Como explicava um membro do jovem Partido Bolchevique, o regime czarista estava organizado num aparelho político-militar disciplinado e hierárquico, o Partido deveria então, também ele, organizar-se como aparelho político-militar disciplinado e hierárquico. São infinitos exemplos históricos, todos igualmente trágicos, dessa maldição da simetria. Como o da FLN argelina, que esperava vencer tornando-se semelhante nos métodos ao ocupante colonial que enfrentava. Ou das Brigadas Vermelhas, que imaginavam que seria suficiente abater os cinquenta homens que, no seu entender, constituíam o “coração do Estado” para que conseguissem apoderar-se integralmente do aparelho.
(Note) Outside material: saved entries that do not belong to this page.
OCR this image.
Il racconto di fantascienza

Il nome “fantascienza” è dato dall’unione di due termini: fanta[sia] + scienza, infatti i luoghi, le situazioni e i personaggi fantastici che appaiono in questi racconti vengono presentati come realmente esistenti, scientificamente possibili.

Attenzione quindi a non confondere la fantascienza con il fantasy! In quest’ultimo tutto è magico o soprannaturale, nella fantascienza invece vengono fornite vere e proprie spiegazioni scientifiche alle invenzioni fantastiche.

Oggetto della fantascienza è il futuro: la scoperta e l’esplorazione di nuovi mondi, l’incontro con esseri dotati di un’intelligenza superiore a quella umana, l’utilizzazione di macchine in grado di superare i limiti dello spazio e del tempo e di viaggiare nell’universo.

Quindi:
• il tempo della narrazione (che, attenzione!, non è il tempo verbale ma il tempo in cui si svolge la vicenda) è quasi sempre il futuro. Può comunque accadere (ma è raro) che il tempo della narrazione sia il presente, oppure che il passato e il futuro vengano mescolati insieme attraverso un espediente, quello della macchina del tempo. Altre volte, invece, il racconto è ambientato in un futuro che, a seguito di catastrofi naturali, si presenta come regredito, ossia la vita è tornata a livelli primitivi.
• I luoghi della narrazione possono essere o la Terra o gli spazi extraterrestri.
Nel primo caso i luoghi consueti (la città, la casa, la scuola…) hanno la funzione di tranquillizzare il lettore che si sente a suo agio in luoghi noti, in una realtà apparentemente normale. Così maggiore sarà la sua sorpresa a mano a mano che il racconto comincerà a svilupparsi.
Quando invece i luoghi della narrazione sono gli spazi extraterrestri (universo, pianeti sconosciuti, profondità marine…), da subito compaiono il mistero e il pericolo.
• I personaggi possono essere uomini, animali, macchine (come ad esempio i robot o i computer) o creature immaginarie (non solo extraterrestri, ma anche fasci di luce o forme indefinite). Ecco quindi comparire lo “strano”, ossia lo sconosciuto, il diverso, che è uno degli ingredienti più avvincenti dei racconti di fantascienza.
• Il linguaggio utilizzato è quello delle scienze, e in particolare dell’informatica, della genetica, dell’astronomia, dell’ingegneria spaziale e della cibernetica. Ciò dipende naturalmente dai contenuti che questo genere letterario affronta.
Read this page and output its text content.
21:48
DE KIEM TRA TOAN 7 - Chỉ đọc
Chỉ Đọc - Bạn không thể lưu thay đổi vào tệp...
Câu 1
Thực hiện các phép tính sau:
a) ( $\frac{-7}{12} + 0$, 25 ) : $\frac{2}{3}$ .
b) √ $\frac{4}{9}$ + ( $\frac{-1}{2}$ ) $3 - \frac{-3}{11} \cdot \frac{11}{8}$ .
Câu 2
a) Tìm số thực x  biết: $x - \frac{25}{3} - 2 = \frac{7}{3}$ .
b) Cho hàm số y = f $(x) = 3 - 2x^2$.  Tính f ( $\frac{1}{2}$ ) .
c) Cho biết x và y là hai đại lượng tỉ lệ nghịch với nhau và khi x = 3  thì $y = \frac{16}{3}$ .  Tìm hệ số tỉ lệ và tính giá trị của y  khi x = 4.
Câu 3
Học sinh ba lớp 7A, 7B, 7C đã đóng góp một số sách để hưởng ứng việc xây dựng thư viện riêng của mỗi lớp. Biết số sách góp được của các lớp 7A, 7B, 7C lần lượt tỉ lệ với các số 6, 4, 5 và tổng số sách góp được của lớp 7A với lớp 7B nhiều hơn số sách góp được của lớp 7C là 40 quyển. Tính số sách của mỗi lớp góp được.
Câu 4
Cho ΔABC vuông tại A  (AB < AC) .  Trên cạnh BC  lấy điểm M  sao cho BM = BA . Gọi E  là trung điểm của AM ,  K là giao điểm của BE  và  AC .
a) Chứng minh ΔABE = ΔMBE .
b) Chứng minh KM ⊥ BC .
Nos dias de hoje, a expressão mais errônea desta tragédia da simetria sai das bocas trêmulas da nova esquerda: seria preciso opor a um império capitalista difuso, estruturado em rede, mas mesmo assim dotado de centros de comando, multidões também elas difusas, estruturadas em rede, mas mesmo assim dotadas de uma burocracia pronta para ocupar os centros de comando, assim que chegar seu dia.

Marcada por uma tal simetria, a revolta só pode fracassar – não só porque oferece um alvo fácil, uma cara reconhecível, mas sobretudo porque acaba por tomar os traços do seu adversário.

Boa leitura e nos vemos nas ruas – ou em qualquer campo de batalha que achar relevante!